How to Minimize Risk with Multiple Revenue Streams


Finance Insights for ProfessionalsThe latest thought leadership for Finance pros

Thursday, December 5, 2019

Multiple successful revenue streams is the goal for many enterprises - but how can you achieve this without adding new risk?

Article 4 Minutes
How to Minimize Risk with Multiple Revenue Streams

The best-performing enterprises are never satisfied with the status quo. And one way in which firms can keep innovating and driving their company to the next level is to develop new sources of income to supplement their existing business lines.

This could be large-scale investments into new lines of business or sectors, or something less dramatic, but potentially valuable, like identifying untapped ancillary revenue streams within your current operations.

There are many reasons why creating multiple revenue streams is good for your business. Aside from the obvious potential for increasing overall revenue, this can give you greater protection from unforeseen circumstances or market downturns. Even the largest enterprises can be vulnerable to industry downturns if all their eggs are in one basket, so protecting against such eventualities helps ensure strong cashflow, even if your primary business hits a dip.

However, going down this route also poses a number of challenges. If you don't manage the process carefully, you could find your resources stretched too thin, or struggle to deal effectively with the added complexity this can create, both within operational units and in the finance team.

Here are a few things to keep in mind to ensure the risks created by new revenue streams are kept to a minimum.

Don't go too wide too soon

It's understandable why a business would want to explore every potential revenue option available. Most firms will find there are a wide range of options out there for adding new sources of income, but it's important not to become overwhelmed. If you try everything at once, no option will get the attention it deserves, which will hamper the overall performance.

Instead, focus your attention initially on just one or two options. This will prevent your operations becoming overly complex and will give you a clearer picture of exactly where any additional costs and income are coming from. If you're changing many things at once, it can be hard to identify what’s having the biggest impact, but by focusing narrowly on a single specific area, you'll be much better placed to test any new hypotheses and easily see the effect of any changes or additions to your business.

Rely on data, not hunches

Many executives will still tell you that making the right business decisions is still mostly a matter of 'feel', with hunches and intuition still often playing a major role in determining the future direction of a company. Indeed, one study by Fortune Knowledge Group found 62% of senior executives trust their gut feelings when making strategic decisions.

There are benefits to this approach, especially if decision-makers can back up their hunches with years of experience in a given sector. But this might not be so useful when looking to diversify and open up new revenue streams, where this experience may not be so relevant. Therefore, it's essential you look closely at the many sources of digital data that are now available to help identify where the best opportunities lie and what the potential returns may be.
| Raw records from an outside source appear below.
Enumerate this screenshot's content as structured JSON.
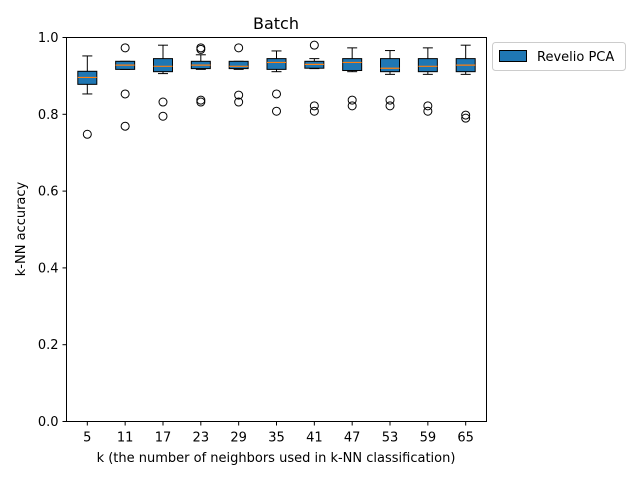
{
  "chart_data": {
    "type": "box",
    "title": "Batch",
    "xlabel": "k (the number of neighbors used in k-NN classification)",
    "ylabel": "k-NN accuracy",
    "ylim": [
      0.0,
      1.0
    ],
    "yticks": [
      "0.0",
      "0.2",
      "0.4",
      "0.6",
      "0.8",
      "1.0"
    ],
    "categories": [
      "5",
      "11",
      "17",
      "23",
      "29",
      "35",
      "41",
      "47",
      "53",
      "59",
      "65"
    ],
    "legend": {
      "position": "outside-top-right",
      "entries": [
        "Revelio PCA"
      ]
    },
    "colors": {
      "box_fill": "#1f77b4",
      "median": "#ff7f0e",
      "edge": "#000000"
    },
    "grid": false,
    "series": [
      {
        "name": "Revelio PCA",
        "boxes": [
          {
            "k": "5",
            "whislo": 0.853,
            "q1": 0.878,
            "med": 0.896,
            "q3": 0.912,
            "whishi": 0.952,
            "fliers": [
              0.748
            ]
          },
          {
            "k": "11",
            "whislo": 0.917,
            "q1": 0.917,
            "med": 0.928,
            "q3": 0.938,
            "whishi": 0.938,
            "fliers": [
              0.973,
              0.853,
              0.769
            ]
          },
          {
            "k": "17",
            "whislo": 0.906,
            "q1": 0.911,
            "med": 0.925,
            "q3": 0.945,
            "whishi": 0.98,
            "fliers": [
              0.832,
              0.795
            ]
          },
          {
            "k": "23",
            "whislo": 0.917,
            "q1": 0.919,
            "med": 0.928,
            "q3": 0.938,
            "whishi": 0.955,
            "fliers": [
              0.973,
              0.969,
              0.837,
              0.832
            ]
          },
          {
            "k": "29",
            "whislo": 0.917,
            "q1": 0.919,
            "med": 0.925,
            "q3": 0.938,
            "whishi": 0.938,
            "fliers": [
              0.973,
              0.85,
              0.832
            ]
          },
          {
            "k": "35",
            "whislo": 0.911,
            "q1": 0.917,
            "med": 0.935,
            "q3": 0.945,
            "whishi": 0.965,
            "fliers": [
              0.853,
              0.808
            ]
          },
          {
            "k": "41",
            "whislo": 0.919,
            "q1": 0.92,
            "med": 0.93,
            "q3": 0.938,
            "whishi": 0.945,
            "fliers": [
              0.98,
              0.822,
              0.808
            ]
          },
          {
            "k": "47",
            "whislo": 0.911,
            "q1": 0.914,
            "med": 0.935,
            "q3": 0.945,
            "whishi": 0.973,
            "fliers": [
              0.837,
              0.822
            ]
          },
          {
            "k": "53",
            "whislo": 0.904,
            "q1": 0.911,
            "med": 0.92,
            "q3": 0.945,
            "whishi": 0.966,
            "fliers": [
              0.837,
              0.822
            ]
          },
          {
            "k": "59",
            "whislo": 0.904,
            "q1": 0.911,
            "med": 0.925,
            "q3": 0.945,
            "whishi": 0.973,
            "fliers": [
              0.822,
              0.808
            ]
          },
          {
            "k": "65",
            "whislo": 0.904,
            "q1": 0.911,
            "med": 0.928,
            "q3": 0.945,
            "whishi": 0.98,
            "fliers": [
              0.798,
              0.79
            ]
          }
        ]
      }
    ]
  }
}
Don't be overly sales-focused

It may seem counterintuitive, but a heavy focus on sales can be harmful when developing a new revenue stream. An overly-aggressive approach can leave you lagging in other areas such as customer service and end up costing you more in the long run, even if it initially boosts your revenue.

If you bring on too many new customers in a new area before you have adequate infrastructure and support in place to handle them, you won't be able to deliver the level of service they expect, resulting in disillusioned customers who don't stick around.

Acquiring new customers is much more expensive than keeping existing ones happy - with some studies suggesting it can cost as much as five times more to bring a new customer onboard as to retain an existing one. Therefore, if you're suffering a high churn rate as a result of poorly-served, unhappy customers, this can quickly eat up any extra income you're generating.

Make deadlines - and stick to them

More revenue streams naturally means more work for the finance department, and if you don't put a clear plan in place to manage this, it will be easy to let other critical business tasks slide, especially if the instruction is to give these new operations a top priority in the implementation phase.

To avoid the issues this can cause, it's important to set strict deadlines for this additional work, and ensure they’re kept to - if a deadline is missed, it should be viewed as a lost opportunity rather than something to keep working away at, which will divert resources from other areas.

Making these deadlines challenging will give employees stronger motivation to meet these deadlines, and ensure that teams don’t spend more time than is necessary on new projects to the detriment of existing tasks.